Il y a deux ans, La Zona, propriété privée révélait un réalisateur très prometteur. Avec son nouveau film (tourné en réalité peu de temps avant La Zona), Rodrigo Plá abandonne la description de la violence sociale contemporaine et les banlieues huppées de Mexico, et s’attache à un récit apparemment plus universel et intemporel. Le sujet change, mais le talent du cinéaste demeure : Desierto Adentro est une œuvre hiératique et puissante, chargée de symboles passionnants.
En 1926, Elias, modeste campesino mexicain, est convaincu d’avoir été maudit par Dieu après qu’il a indirectement causé la destruction de son village et la mort de tous ses habitants. Persuadé qu’il est désormais condamné à voir mourir toute sa famille avant lui, il s’installe avec ses fils et filles dans un endroit désertique et inhospitalier. Tous se lancent alors dans la construction ex nihilo d’une église, une entreprise monumentale grâce à laquelle Elias espère obtenir le pardon divin.

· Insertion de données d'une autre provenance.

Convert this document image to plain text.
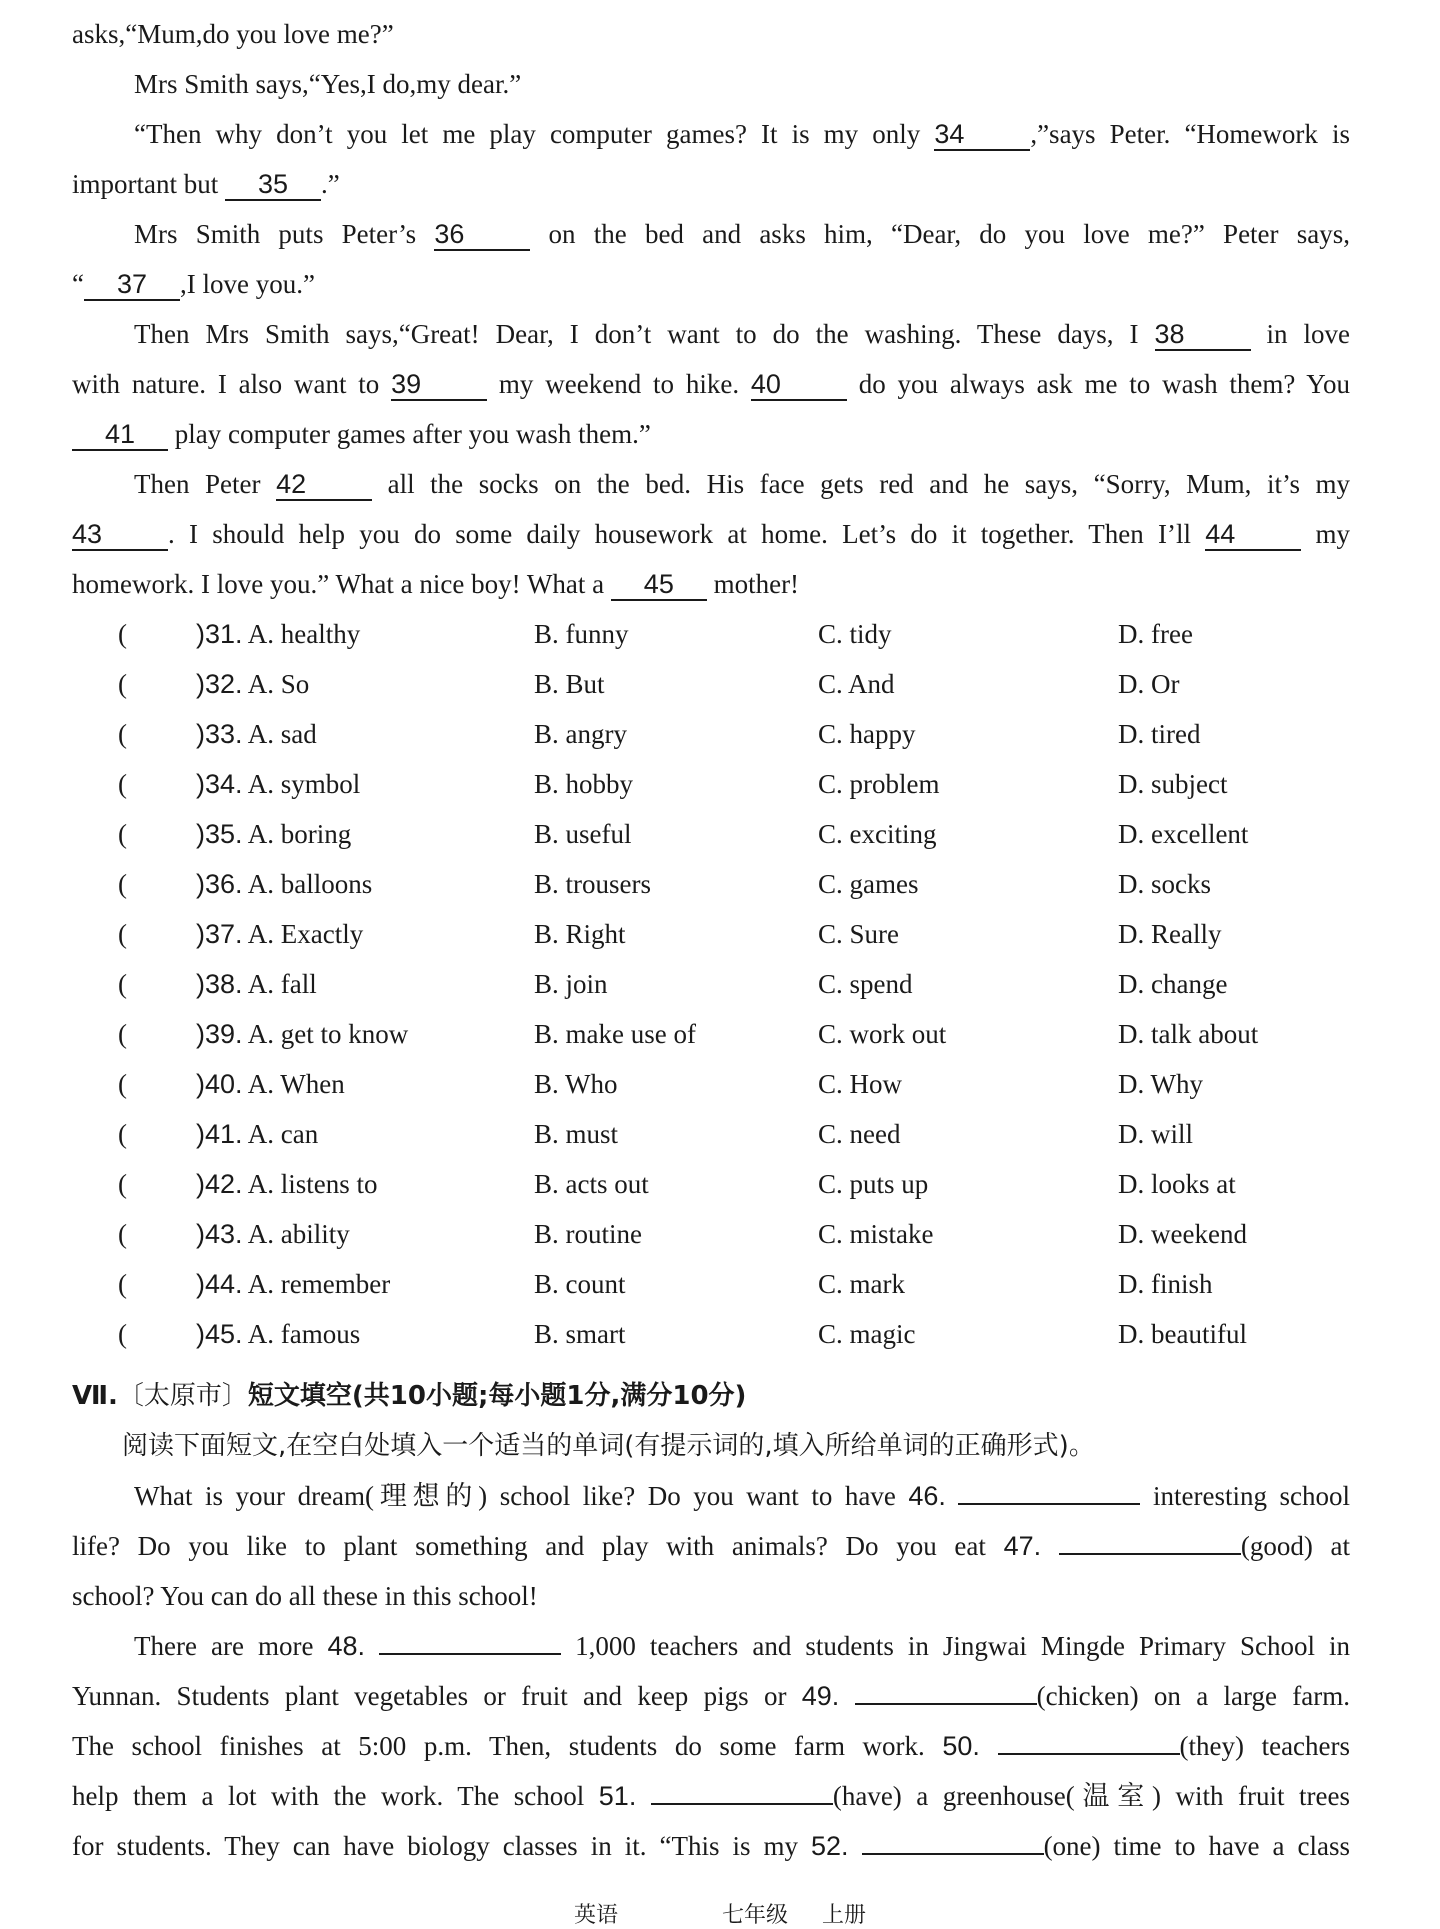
asks,“Mum,do you love me?”
Mrs Smith says,“Yes,I do,my dear.”
“Then why don’t you let me play computer games? It is my only 34 ,”says Peter. “Homework is
important but 35 .”
Mrs Smith puts Peter’s 36 on the bed and asks him, “Dear, do you love me?” Peter says,
“ 37 ,I love you.”
Then Mrs Smith says,“Great! Dear, I don’t want to do the washing. These days, I 38 in love
with nature. I also want to 39 my weekend to hike. 40 do you always ask me to wash them? You
41 play computer games after you wash them.”
Then Peter 42 all the socks on the bed. His face gets red and he says, “Sorry, Mum, it’s my
43 . I should help you do some daily housework at home. Let’s do it together. Then I’ll 44 my
homework. I love you.” What a nice boy! What a 45 mother!
(	)31. A. healthy	B. funny	C. tidy	D. free
(	)32. A. So	B. But	C. And	D. Or
(	)33. A. sad	B. angry	C. happy	D. tired
(	)34. A. symbol	B. hobby	C. problem	D. subject
(	)35. A. boring	B. useful	C. exciting	D. excellent
(	)36. A. balloons	B. trousers	C. games	D. socks
(	)37. A. Exactly	B. Right	C. Sure	D. Really
(	)38. A. fall	B. join	C. spend	D. change
(	)39. A. get to know	B. make use of	C. work out	D. talk about
(	)40. A. When	B. Who	C. How	D. Why
(	)41. A. can	B. must	C. need	D. will
(	)42. A. listens to	B. acts out	C. puts up	D. looks at
(	)43. A. ability	B. routine	C. mistake	D. weekend
(	)44. A. remember	B. count	C. mark	D. finish
(	)45. A. famous	B. smart	C. magic	D. beautiful
Ⅶ.〔太原市〕短文填空(共10小题;每小题1分,满分10分)
阅读下面短文,在空白处填入一个适当的单词(有提示词的,填入所给单词的正确形式)。
What is your dream(理想的) school like? Do you want to have 46.	interesting school
life? Do you like to plant something and play with animals? Do you eat 47.	(good) at
school? You can do all these in this school!
There are more 48.	1,000 teachers and students in Jingwai Mingde Primary School in
Yunnan. Students plant vegetables or fruit and keep pigs or 49.	(chicken) on a large farm.
The school finishes at 5:00 p.m. Then, students do some farm work. 50.	(they) teachers
help them a lot with the work. The school 51.	(have) a greenhouse(温室) with fruit trees
for students. They can have biology classes in it. “This is my 52.	(one) time to have a class
英语	七年级 上册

La première partie de Desierto Adentro s’inscrit dans un épisode méconnu (en France tout du moins) de l’histoire mexicaine : la guerre des « Cristeros », qui opposa entre 1926 et 1929 une partie importante de la paysannerie mexicaine, très catholique, à un gouvernement alors férocement anticlérical. Le conflit, qui fit des milliers de victimes, marqua profondément la conscience collective du pays : c’est peut-être pour cela que le cinéma mexicain se distingue aujourd’hui par un sens très marqué du religieux (et du blasphème !), sensible par exemple chez Carlos Reygadas.

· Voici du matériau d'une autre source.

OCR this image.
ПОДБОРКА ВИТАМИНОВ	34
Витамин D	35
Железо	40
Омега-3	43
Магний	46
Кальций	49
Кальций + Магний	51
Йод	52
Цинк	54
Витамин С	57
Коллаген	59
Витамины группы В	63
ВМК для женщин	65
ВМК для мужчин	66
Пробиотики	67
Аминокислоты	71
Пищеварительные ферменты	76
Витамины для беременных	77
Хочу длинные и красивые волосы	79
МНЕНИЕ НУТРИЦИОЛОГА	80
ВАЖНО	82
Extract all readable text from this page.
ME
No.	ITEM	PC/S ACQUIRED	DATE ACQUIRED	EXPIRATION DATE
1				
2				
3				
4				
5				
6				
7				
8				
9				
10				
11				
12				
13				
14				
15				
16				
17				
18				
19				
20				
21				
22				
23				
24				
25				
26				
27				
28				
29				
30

Mais si Rodrigo Plá choisit de faire baigner son film dans une ambiance profondément mystique, il ne partage pas les superstitions de son personnage principal. S’inspirant de la vie et de l’œuvre de Søren Kierkegaard, le scénario cherche avant tout à révéler le « désert intérieur » d’Elias (magnifiquement interprété par Mario Zaragoza), son enfer et son enfermement volontaire, pas tant dans la foi que dans un sentiment de culpabilité qui virera à la folie pure et simple, et aura, bien sûr, des répercussions dramatiques sur les enfants qu’il souhaite pourtant protéger. Car le sort d’Elias est digne de celui d’un héros de tragédie grecque : c’est en cherchant à fuir sa destinée qu’il en précipitera l’accomplissement. Son emprise sur ses enfants, dont il dévore la jeunesse, la raison et la vie, est d’autant plus féroce qu’il apparaît, au moins au début, comme un père doux, attentif et aimant. Mais cet ogre qui séquestre pour mieux protéger se révèle rapidement comme un monstre d’orgueil.

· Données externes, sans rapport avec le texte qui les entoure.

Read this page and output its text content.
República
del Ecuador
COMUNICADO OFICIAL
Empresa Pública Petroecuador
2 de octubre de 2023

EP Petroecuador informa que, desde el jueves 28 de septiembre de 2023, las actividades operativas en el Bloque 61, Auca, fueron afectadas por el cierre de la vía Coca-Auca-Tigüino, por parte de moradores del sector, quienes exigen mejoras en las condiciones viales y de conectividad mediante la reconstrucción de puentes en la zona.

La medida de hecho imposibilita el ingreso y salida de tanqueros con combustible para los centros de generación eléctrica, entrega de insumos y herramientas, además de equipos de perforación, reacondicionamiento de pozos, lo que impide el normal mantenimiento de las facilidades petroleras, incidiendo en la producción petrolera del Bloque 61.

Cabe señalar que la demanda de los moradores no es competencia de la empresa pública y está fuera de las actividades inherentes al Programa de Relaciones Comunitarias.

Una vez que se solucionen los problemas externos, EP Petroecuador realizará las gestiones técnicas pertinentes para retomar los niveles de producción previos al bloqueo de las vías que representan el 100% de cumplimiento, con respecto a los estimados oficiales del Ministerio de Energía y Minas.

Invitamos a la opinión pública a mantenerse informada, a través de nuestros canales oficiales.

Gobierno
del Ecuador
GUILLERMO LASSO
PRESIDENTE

La puissance mythologique du récit est rendue encore plus manifeste par le cadre au dépouillement biblique dans lequel il s’inscrit. Le coin de désert où se sont réfugiés Elias et ses enfants est un lieu hors du monde, à l’écart de la société et de l’histoire. Dans ce tombeau à ciel ouvert, les personnages poursuivent une existence marquée par la peur morbide du châtiment divin. Tous craignent que la mort les frappe et en oublient de vivre – hormis la jeune Micaela dont le rire insouciant de petite fille puis la rébellion adolescente constituent autant de précieuses respirations au sein d’une œuvre à l’atmosphère très lourde.
Car c’est un peu la limite (relative) de ce très beau film : il accable le spectateur sous une noirceur asphyxiante, jamais contredite par le déroulement implacable du scénario. Avec un talent formel remarquable, Rodrigo Plá joue des matières et des couleurs pour rendre sensible le sentiment d’étouffement et de claustration des personnages. À l’exception du bleu du ciel, aveuglant et écrasant, les couleurs vives sont exclues au profit de teintes ocres, brunes, vertes et bleu sombre. Il y a peu d’échappatoires à la prison géographique et mentale que construit le film : l’art et l’imagination eux-mêmes sont utilisés pour célébrer l’aliénation. Les dessins d’Aureliano, le plus jeune des fils d’Elias chargé de témoigner de cette tragique et dérisoire entreprise d’expiation, envahissent régulièrement le cadre pour se mêler à la réalité filmée. Cette très belle idée de mise en scène confère une tonalité fantastique à un récit par ailleurs extrêmement tellurique.
Comme tant d’autres films latino-américains, Desierto Adentro transforme une cellule familiale dysfonctionnelle en métaphore de la situation d’un pays, d’un continent voire, comme ici, de l’humanité. C’est un cinéma précieux, car il est le dernier, peut-être, à s’attacher aux notions de conflit et d’oppression, que tant d’autres cinématographies occultent ou désamorcent. Dans cette constellation d’auteurs éminemment politiques, le nom de Rodrigo Plá brille désormais d’un bel éclat noir.